Наверное, есть где-то те, кто в любой ситуации – даже самой паршивой! – сохраняют верность идеалам. Может, и есть. Элгэ – не такая. И никто не запретит ей ненавидеть любого, посмевшего угрожать ее родным. Любого, без кого она никогда не узнала бы о себе такое. Если б не эвитанские мерзавцы – жизнь герцогини Илладэн прошла бы среди философов, поэтов и блестящих кавалеров! В рассуждениях о мере добра и зла, куртуазных сонетах и длине гривы легендарных единорогов.

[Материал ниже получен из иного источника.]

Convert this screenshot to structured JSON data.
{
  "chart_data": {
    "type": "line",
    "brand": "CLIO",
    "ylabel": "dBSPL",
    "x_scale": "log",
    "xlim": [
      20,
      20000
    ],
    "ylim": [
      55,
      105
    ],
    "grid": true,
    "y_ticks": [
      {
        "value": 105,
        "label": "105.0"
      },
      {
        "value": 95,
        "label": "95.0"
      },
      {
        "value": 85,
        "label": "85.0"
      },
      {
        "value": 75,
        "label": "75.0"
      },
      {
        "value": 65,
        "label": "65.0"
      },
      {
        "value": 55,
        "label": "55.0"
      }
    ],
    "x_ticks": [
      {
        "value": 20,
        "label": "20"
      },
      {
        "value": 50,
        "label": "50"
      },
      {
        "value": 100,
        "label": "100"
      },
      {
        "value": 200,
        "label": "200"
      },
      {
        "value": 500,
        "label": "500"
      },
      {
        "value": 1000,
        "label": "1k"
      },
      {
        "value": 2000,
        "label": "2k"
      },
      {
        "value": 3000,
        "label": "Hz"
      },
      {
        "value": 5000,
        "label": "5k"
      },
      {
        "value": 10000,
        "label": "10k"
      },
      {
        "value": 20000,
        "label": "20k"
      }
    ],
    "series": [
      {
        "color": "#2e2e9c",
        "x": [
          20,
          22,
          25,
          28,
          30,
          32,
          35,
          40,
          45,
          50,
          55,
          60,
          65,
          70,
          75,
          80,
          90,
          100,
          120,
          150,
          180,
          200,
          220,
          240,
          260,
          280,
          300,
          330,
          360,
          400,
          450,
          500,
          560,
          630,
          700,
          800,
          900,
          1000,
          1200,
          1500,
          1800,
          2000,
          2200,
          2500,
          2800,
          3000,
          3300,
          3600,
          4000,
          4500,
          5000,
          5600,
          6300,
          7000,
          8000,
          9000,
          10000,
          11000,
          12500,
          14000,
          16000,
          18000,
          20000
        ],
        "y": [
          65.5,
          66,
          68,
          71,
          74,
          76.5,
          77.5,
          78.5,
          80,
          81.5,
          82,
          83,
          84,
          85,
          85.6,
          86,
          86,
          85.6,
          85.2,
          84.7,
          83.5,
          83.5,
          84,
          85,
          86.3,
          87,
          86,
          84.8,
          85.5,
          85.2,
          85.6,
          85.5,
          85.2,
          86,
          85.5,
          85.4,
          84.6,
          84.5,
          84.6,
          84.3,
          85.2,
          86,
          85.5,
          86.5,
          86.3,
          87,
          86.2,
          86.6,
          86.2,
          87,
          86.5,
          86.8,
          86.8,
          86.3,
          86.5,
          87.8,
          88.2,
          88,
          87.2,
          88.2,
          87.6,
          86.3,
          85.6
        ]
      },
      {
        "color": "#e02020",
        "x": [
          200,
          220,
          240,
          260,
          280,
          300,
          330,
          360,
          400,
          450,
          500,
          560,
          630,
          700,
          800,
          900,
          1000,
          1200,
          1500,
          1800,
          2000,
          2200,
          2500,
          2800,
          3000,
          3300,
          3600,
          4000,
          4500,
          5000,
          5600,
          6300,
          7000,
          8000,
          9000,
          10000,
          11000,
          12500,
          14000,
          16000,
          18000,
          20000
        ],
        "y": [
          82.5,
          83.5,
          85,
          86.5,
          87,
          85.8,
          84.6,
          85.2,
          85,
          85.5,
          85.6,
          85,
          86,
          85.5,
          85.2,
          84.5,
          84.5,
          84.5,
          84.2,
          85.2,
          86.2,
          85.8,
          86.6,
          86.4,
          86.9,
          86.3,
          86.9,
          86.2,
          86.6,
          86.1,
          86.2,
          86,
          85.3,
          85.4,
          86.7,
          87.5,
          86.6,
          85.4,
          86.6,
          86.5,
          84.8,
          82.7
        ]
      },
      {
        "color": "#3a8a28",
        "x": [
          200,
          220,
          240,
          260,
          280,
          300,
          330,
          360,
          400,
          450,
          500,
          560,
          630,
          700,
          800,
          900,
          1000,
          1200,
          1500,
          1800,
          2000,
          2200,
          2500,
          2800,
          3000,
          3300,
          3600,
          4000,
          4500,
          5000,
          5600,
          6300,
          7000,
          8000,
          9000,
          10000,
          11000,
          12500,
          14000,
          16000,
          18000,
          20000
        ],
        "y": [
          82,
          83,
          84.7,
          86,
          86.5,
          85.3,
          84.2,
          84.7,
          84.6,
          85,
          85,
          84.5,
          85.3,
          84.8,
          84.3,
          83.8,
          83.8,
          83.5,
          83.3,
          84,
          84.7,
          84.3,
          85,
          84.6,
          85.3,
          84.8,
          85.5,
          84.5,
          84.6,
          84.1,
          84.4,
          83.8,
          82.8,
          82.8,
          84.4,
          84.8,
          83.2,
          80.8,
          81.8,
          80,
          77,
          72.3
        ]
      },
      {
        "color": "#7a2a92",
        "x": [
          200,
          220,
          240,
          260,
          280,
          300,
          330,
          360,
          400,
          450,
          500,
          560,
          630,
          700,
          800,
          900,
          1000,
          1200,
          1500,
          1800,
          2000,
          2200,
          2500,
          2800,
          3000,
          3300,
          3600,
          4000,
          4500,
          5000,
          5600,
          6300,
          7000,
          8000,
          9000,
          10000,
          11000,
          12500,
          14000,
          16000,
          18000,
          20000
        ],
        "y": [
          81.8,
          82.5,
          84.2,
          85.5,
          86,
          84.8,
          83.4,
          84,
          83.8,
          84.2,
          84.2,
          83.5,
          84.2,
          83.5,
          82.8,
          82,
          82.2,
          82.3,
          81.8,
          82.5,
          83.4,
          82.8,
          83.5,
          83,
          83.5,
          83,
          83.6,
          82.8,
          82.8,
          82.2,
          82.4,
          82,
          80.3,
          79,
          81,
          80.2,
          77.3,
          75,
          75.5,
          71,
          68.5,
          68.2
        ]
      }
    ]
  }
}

Всё, хватит сентиментальничать. Прямо по курсу – городские ворота. Путь к свободе. Примут ли Элгэ сейчас за мужчину? Она – не какая-нибудь тощая северянка, но и роскошной фигурой Кармэн природа ее не наградила. Пока.
Значит – примут. Или получат шпагой в морду.

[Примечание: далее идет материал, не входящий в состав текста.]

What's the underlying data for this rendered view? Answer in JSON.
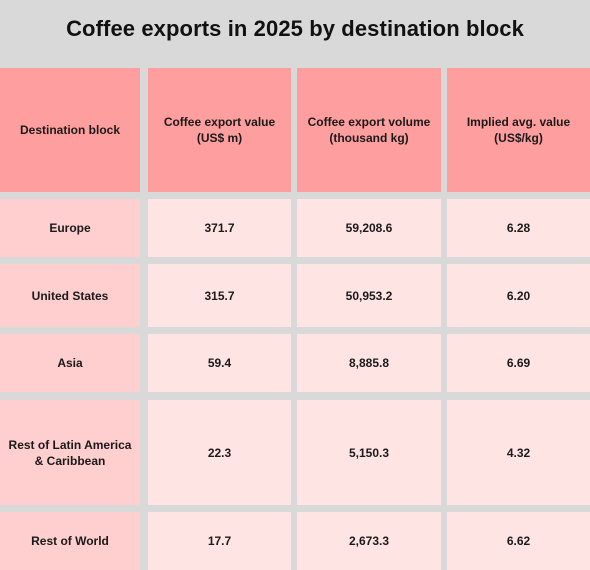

А лет через пятнадцать, когда «не примут», – Элгэ будет носить другую фамилию, мирно воспитывать детей и сочинять сонеты. Если доживет!
Десяток солдат в воротах, молодой лейтенант… Ну зачем вам чьи-то имена и подорожные, а? Даже ночью? Ведь не нужно?
Молодые господа едут веселиться – в табор у Западных Ворот. Какой-то там действительно стоит. Элгэ даже выяснила, где. Иногда разговоры служанок полезны.
Девчонки бегали гадать. Даже служанки Мальзери верят в любовь и «суженого-ряженого», кого можно приворожить с помощью чудозелья смуглых банджаронок. Даже эти вышколенные статуи ждут свою судьбу! Жаль, ни одной нельзя доверять (даже той). А чтобы саму Элгэ гадать отпустили… Будь дядя-свекор таким дураком – она бы в его доме пленницей не оказалась.
Лейтенант не спросил ничего, солдаты – тоже. Отпустили «молодых господ» беспрекословно. Не военное ведь положение. Эвитан давно воюет только на чужой территории. В крайнем случае – на пограничье.
Только за воротами нахлынула усталость. Мигом навалились и вторая по счету бессонная ночь, и тревога за брата… и осознание, что за Алексой уже не вернуться! Времени не дадут. Только-только – брата в охапку и в Аравинт. Умереть или спастись – но со своими. Октавиана придется брать с собой – отступать ему теперь некуда.
А Алекса… остается надеяться, что сестру спасет кардинал. Ага! А почему сразу не лично Творец – в окружении сонма праведников?
Вернуться в Лютену, спрятав где-нибудь Диего? Хороший вопрос – где? Друзья, союзники, добрые жители Лютены – кто-нибудь, кому не безразличны дети покойного полководца и героя Алехандро Илладэна! Ау, откликнитесь!
Ау… Такой тишины не бывает даже на кладбище.
Дорожная пыль под копытами Соколицы, мелко покрапывает дождик – его только не хватало! Мышасто-свинцовые тучи вот-вот свалятся на голову.
Слабый проблеск робкой луны. И два всадника – между жизнью и смертью. Между двумя смертями.
И сотни миль до Аравинта.
Глава 8
Глава восьмая.
Эвитан, Лютена.
1
Портреты. Целая галерея давно умерших людей. Галерея без начала и конца.
Портреты.
Ральф Тенмар хищно улыбается с ближайшего. Ирия, как завороженная, шагнула к нему…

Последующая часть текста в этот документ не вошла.